4.9       The State party further argues that the communication is inadmissible ratione materiae in so far as it invokes the right to property, which is not protected by the Covenant.


4.10     The State party further notes that the main issue in the communication is the author's disagreement with the legal views expressed by the courts. In this context, the State party argues that the Human Rights Committee is not competent to consider whether the domestic authorities and courts correctly interpret and apply national legislation, and that the communication is thus inadmissible ratione materiae.


4.11     The State party also challenges the admissibility of the communication ratione temporis, as the act affecting the father's right to property dates from before the entry into force of the Covenant for the Czech Republic. In this context, the State party submits that the courts were not competent under Law No. 87/1991 to examine the ownership and the manner in which it was extinguished, and that their decisions can thus not violate the right to property or the author's right to inheritance.




5.         In her comments, the author provides evidence to show that her father was not a collaborator, but loyal to the Czech Republic. She requests the Committee to rehabilitate her father and states that she has exhausted all available domestic remedies.




6.1       Before considering any claims contained in a communication, the Human Rights Committee must, in accordance with article 87 of its rules of procedure, decide whether or not it is admissible under the Optional Protocol to the Covenant.

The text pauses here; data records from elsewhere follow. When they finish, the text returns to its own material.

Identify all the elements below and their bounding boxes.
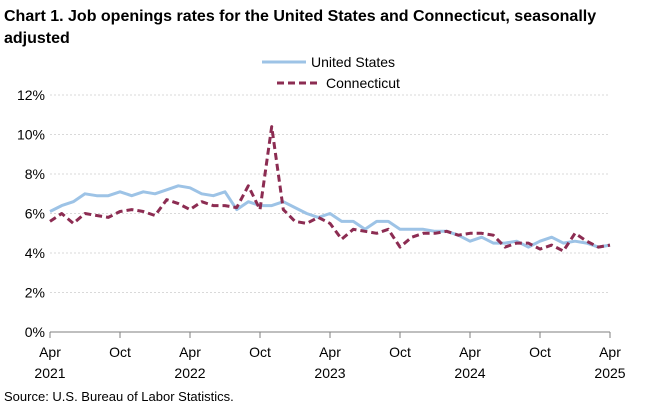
y-tick-label: 8% <box>25 166 45 182</box>
series-line-united-states <box>49 184 611 249</box>
y-tick-label: 10% <box>17 127 45 143</box>
x-tick-label-month: Oct <box>529 344 551 360</box>
x-tick-label-month: Oct <box>389 344 411 360</box>
x-tick-label-year: 2024 <box>454 365 485 381</box>
y-tick-label: 6% <box>25 206 45 222</box>
x-tick-label-year: 2023 <box>314 365 345 381</box>
chart-title: Chart 1. Job openings rates for the Unit… <box>4 8 597 47</box>
legend-label-united-states: United States <box>311 54 395 70</box>
x-tick-label-month: Apr <box>599 344 621 360</box>
legend-label-connecticut: Connecticut <box>326 75 400 91</box>
y-tick-label: 4% <box>25 245 45 261</box>
x-tick-label-year: 2025 <box>594 365 625 381</box>
y-tick-label: 2% <box>25 285 45 301</box>
x-tick-label-month: Apr <box>39 344 61 360</box>
x-tick-label-month: Apr <box>179 344 201 360</box>
y-tick-label: 0% <box>25 324 45 340</box>
source-note: Source: U.S. Bureau of Labor Statistics. <box>4 389 234 404</box>
x-tick-label-year: 2021 <box>34 365 65 381</box>
x-tick-label-year: 2022 <box>174 365 205 381</box>
x-tick-label-month: Oct <box>249 344 271 360</box>
series-line-connecticut <box>49 125 611 253</box>
x-axis: Apr 2021 Oct Apr 2022 Oct Apr 2023 Oct Apr 2024 Oct… <box>34 331 626 381</box>
y-axis-ticks: 0% 2% 4% 6% 8% 10% 12% <box>17 87 45 340</box>
x-tick-label-month: Apr <box>459 344 481 360</box>
x-tick-label-month: Oct <box>109 344 131 360</box>
y-tick-label: 12% <box>17 87 45 103</box>
legend: United States Connecticut <box>262 54 400 91</box>
series-lines <box>49 125 611 253</box>
x-tick-label-month: Apr <box>319 344 341 360</box>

6.2       The author complains that the confiscation of her father's property was a result of political persecution and that decree No. 108/1945 was unlawfully applied to him. The Committee recalls that the right to property is not protected by the Covenant See also the Committee's decision in communication No. 544/1993, K. J. L. v. Finland,declared inadmissible on 3 November 1993., and that it is thus incompetent ratione materiae to consider any alleged continuing violations of this right after the entry into force of the Covenant and Optional Protocol for the Czech Republic.


6.3       In so far as the author's communication may raise issues under article 26 of the Covenant, the Committee notes that the author has failed to bring the claims of discrimination before the Constitutional Court. This part of the communication is therefore inadmissible for non-exhaustion of dometic remedies under article 5, paragraph 2 (b), of the Optional Protocol.


7.         The Committee therefore decides:


a)         that the communication is inadmissible under articles 3 and 5(2)(b) of the Optional Protocol;


b)         that this decision shall be communicated to the State party and to the author.




I am unable to concur with the Committee's conclusion that the author's claim be declared inadmissible on the two grounds: one, on the basis of ratione materiae; the other, on the basis of non-exhaustion of domestic remedies.


While I agree with the first ground, the Committee simply notes that the author has failed to bring the claim of discrimination before the Constitutional Court and concludes that the communication is inadmissible. In this connection, the State party contends that the Committee is not competent to consider whether the domestic authorities and courts correctly interprete and apply national legislation. This contention causes me to wonder if the author could have raised the issue under article 26 of the Covenant before the domestic courts. Consequently, the Committee should have examined the possibility and availability for the author to raise that issue at domestic courts before it concluded that the claim is inadmissible.